# Gentoo x64 nie startuje na Virtualbox.

## dariuszpod

Witam.

Mam 2 kompy. 

1 - AMD APU A8-6600k i Gygabyte FM2+

2 - AMD Phenom 965 B i Gygabyte AM2+

Na tych kompach zainstalowany jest Virtualbox a na nim taki samiutki Gentoo 64 .

Na 1 nie startuje. Od razu wywala kernel panic. Na drugim nie ma problemu. Mowa tu o maszynach wirtualnych.

Może podpowiecie co zmienić w konfiguracji kernela aby na tym 1 kompie działał mi Gentoo w virtualbox.
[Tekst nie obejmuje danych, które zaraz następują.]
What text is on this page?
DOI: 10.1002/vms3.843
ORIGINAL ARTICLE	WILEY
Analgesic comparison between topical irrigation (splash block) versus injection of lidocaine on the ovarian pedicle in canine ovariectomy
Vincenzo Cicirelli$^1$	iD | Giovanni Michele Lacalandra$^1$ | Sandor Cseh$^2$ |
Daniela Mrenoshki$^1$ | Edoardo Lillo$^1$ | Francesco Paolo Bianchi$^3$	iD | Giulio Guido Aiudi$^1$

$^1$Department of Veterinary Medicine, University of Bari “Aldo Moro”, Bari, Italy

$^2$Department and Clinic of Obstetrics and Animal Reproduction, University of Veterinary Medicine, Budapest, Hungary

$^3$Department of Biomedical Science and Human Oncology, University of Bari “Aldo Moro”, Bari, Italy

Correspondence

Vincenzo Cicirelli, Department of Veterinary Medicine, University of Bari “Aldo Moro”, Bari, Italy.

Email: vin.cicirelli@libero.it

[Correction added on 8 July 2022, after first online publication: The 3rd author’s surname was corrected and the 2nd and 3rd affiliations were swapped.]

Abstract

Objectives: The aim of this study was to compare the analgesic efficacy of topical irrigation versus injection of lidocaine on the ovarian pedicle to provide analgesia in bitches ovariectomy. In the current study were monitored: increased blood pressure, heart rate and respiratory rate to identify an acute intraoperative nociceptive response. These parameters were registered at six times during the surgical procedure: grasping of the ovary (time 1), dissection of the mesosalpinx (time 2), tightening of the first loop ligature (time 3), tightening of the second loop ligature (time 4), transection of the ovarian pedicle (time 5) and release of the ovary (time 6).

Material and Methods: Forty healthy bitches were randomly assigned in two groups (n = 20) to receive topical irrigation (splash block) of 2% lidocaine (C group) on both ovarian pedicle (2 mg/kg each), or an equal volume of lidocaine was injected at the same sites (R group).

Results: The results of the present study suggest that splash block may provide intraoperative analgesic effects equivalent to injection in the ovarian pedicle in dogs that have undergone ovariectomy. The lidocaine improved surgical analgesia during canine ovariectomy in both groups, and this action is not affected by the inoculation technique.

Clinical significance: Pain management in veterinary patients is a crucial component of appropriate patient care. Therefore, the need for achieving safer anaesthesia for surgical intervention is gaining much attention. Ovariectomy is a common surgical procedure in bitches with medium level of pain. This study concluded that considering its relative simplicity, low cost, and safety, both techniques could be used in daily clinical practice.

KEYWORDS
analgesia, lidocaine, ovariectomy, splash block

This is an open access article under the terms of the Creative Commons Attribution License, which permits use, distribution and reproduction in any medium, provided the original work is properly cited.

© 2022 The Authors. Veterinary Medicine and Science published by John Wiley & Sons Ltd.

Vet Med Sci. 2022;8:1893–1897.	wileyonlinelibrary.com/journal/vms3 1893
Dodam, że udało mi się odpalić Gentoo na 1 kompie w virtualbox przy użyciu genkernela i initram z Sabayona. Ale to tylko tymczasowe obejście problemu.

----------

## lsdudi

Wygląda to na niepoprawną konfiguracje kernela

Porównaj sobie za pomocą komendy lspci jakie masz różnice w sprzęcie pomiędzy gentoo numer 1 i 2.

Jeśli ich nie ma to równie dobrze możesz przekopiować jądro/initrd/moduły z komputera numer 2 (lub co właściwsze przenieść config kernela i skompilować od nowa)

----------